Never mind that it is November.

Normally, combating the elements is a natural instinct - a simple element of survival, but of late, I find myself losing the struggle. Darwin's natural selection has its eye on me. That is, until I find my coat.

MISPLACED AND FOUND:
MISPLACED - One extremely attractive charcoal wool peacoat. Size L, purchased from Ross. Comes to the name "Sunday Coat". Owner deeply worried about its well-being. Owner also very cold.

I refuse to call it lost.

UPDATE: LONG LOST COAT REUNITED WITH OWNER

I found my coat today. I swallowed my pride and ended up in the lost and found. I asked them if they had a charcoal pea coat with really very little hope that they would actually find one and then lo and behold, it stumbled out in a line up of three other coats. It looked at me like, "That took you long enough," and then jumped into and then on to my arms. Sweet reunion.

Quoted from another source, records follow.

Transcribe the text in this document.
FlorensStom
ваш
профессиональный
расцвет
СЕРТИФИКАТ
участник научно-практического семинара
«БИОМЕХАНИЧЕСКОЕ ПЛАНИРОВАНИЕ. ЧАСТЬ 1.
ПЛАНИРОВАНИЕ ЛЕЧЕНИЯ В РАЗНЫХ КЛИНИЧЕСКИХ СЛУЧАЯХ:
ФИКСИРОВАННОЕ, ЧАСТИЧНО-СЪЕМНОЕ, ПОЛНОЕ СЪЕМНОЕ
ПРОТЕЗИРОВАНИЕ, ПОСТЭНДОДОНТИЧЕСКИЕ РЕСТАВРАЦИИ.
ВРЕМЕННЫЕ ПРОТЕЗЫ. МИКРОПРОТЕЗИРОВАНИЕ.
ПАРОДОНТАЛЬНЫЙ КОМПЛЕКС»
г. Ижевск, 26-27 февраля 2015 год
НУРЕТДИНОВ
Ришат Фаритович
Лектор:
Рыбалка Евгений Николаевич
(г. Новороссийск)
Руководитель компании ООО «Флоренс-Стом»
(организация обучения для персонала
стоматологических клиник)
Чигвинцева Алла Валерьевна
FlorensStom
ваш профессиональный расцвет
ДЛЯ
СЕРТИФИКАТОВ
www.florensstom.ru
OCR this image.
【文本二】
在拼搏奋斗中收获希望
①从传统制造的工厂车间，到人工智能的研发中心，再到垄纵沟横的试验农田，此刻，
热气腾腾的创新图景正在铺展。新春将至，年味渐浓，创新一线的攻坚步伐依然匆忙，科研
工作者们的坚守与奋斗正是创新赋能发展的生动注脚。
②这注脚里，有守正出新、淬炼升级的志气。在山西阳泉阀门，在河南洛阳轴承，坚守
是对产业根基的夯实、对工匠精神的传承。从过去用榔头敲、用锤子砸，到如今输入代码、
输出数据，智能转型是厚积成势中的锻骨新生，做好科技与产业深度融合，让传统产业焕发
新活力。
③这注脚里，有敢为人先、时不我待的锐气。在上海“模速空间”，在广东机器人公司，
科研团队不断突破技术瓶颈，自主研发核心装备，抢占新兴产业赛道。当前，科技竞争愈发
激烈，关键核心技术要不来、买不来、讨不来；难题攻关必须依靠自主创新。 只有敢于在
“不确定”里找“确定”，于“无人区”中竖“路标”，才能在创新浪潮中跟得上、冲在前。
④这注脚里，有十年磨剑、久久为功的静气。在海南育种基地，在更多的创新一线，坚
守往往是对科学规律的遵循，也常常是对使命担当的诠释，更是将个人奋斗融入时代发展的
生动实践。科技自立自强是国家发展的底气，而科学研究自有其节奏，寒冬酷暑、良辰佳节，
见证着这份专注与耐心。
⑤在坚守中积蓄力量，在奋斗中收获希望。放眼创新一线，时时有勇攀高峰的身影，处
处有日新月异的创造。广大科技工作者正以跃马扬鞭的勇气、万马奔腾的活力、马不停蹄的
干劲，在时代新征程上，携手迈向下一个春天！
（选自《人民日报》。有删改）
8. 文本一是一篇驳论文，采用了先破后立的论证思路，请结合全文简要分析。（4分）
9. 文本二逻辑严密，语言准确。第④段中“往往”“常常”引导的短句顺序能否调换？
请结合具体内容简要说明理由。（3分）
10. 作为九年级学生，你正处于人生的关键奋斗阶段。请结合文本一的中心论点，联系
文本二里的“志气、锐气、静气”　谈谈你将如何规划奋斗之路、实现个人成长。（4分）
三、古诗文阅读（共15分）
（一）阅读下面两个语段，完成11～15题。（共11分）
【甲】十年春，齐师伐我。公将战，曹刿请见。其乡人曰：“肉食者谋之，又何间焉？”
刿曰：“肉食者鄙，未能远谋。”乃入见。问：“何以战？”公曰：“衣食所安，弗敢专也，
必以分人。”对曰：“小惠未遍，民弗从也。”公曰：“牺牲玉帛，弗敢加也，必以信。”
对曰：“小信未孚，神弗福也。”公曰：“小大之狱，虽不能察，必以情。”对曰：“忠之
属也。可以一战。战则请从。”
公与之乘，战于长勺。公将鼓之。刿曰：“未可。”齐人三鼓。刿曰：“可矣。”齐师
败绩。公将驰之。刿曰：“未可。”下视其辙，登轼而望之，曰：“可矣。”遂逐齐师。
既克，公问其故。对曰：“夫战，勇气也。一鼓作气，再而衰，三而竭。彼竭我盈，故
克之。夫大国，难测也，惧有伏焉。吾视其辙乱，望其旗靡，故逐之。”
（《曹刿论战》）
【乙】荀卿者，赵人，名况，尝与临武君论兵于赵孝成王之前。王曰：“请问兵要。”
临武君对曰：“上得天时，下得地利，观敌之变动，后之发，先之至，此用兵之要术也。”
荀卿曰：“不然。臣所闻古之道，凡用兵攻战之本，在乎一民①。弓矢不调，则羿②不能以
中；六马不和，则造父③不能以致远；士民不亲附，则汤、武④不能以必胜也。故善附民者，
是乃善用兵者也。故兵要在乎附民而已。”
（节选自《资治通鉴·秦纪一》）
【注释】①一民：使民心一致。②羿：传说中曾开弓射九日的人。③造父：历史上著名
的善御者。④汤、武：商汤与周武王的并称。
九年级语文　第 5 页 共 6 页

Moving away from the weather...

I don't know about you, but for me, the next few weeks will be building to the climax of the season. Until Christmas.

To begin, my dear and only sister, Ellie, will be journeying across the far stretches of the Midwest and west to find me in Idaho. I am so excited to see her. I have reiterated this on numerous occasions, but it continues to hold truth. I miss her. She will be arriving at midnight after having traveled most of the day ... a familiar feeling. I am only grateful she doesn't have to travel by Wells Fargo wagon or something.

She leaves the Sunday following her arrival. Luckily for her (and me), her exit coincides with my own exit from school work, from headaches, and from the rotund apparition plaguing Rexburg.

Yes, goodbye Rexburg, hello Denver.

I will be spending somewhere around 6 days in the mountains with some of my favorite people ... a couple Colorado boys and a fine lady of Washington. Denver, an oft-noted city in easily my most favorite novel, On the Road, by Jack Kerouac, has over time assumed setting of my day-dreams, the place that has personified the west, the locale of subconscious.

Don't ask me why, I can't answer that.

Needless to say, I'm pretty psyched. (Yikes! What to wear?!)

Until then, I find new ways to evade homework.

7 days to the coming of Ellie ...
11 days to Denver ...

And really, I'm suppose to sleep with all that? Even if the weather was decent!?

Monday, November 3, 2008

The Beginning

It is 1:59 Am.

I have found my self, once again, staring in front of the daunting and taunting blank screen of my blog.

I hate the very idea of blogs. But - this said, I do read them.

I need to have something to document the whims of my youth. The very word "blog", I think, captures the momentary and insubstantial spirit of the words my generation uses. It's short. It's a little superficial. And it also sounds like the sound I make when I think about "blogging."

Blog.

Mostly, something around the feeling of self-consciousness is what makes me hesitate about writing in something like this. This, folks, is me getting over that.

Eitherway, I have no idea how to start this train.

The weather?

If Idaho was a person, they'd probably be diagnosed as imbalanced. Perhaps, bipolar even. Today, it rained hard enough for us to raise our voices in church to be heard. And we all know that no one raises their voice in church - or should anyway. The day before, it was windy. Which, for my Ohio readers, is not how we know wind. We have trees and small hills and buildings and people to slow down wind. We feel the wind in Ohio like the kid in the back seat feels the air-conditioner on the way back from a softball game. Idaho has flat open land that lets the cool air travel swiftly and unhindered. And when it gets some mountain momentum, and knocks the accessories off of people. The week before? It was paradise. Weather that August would have been proud to claim. It's only a matter of time before snow.

Well this is my first try at this. I'll get better.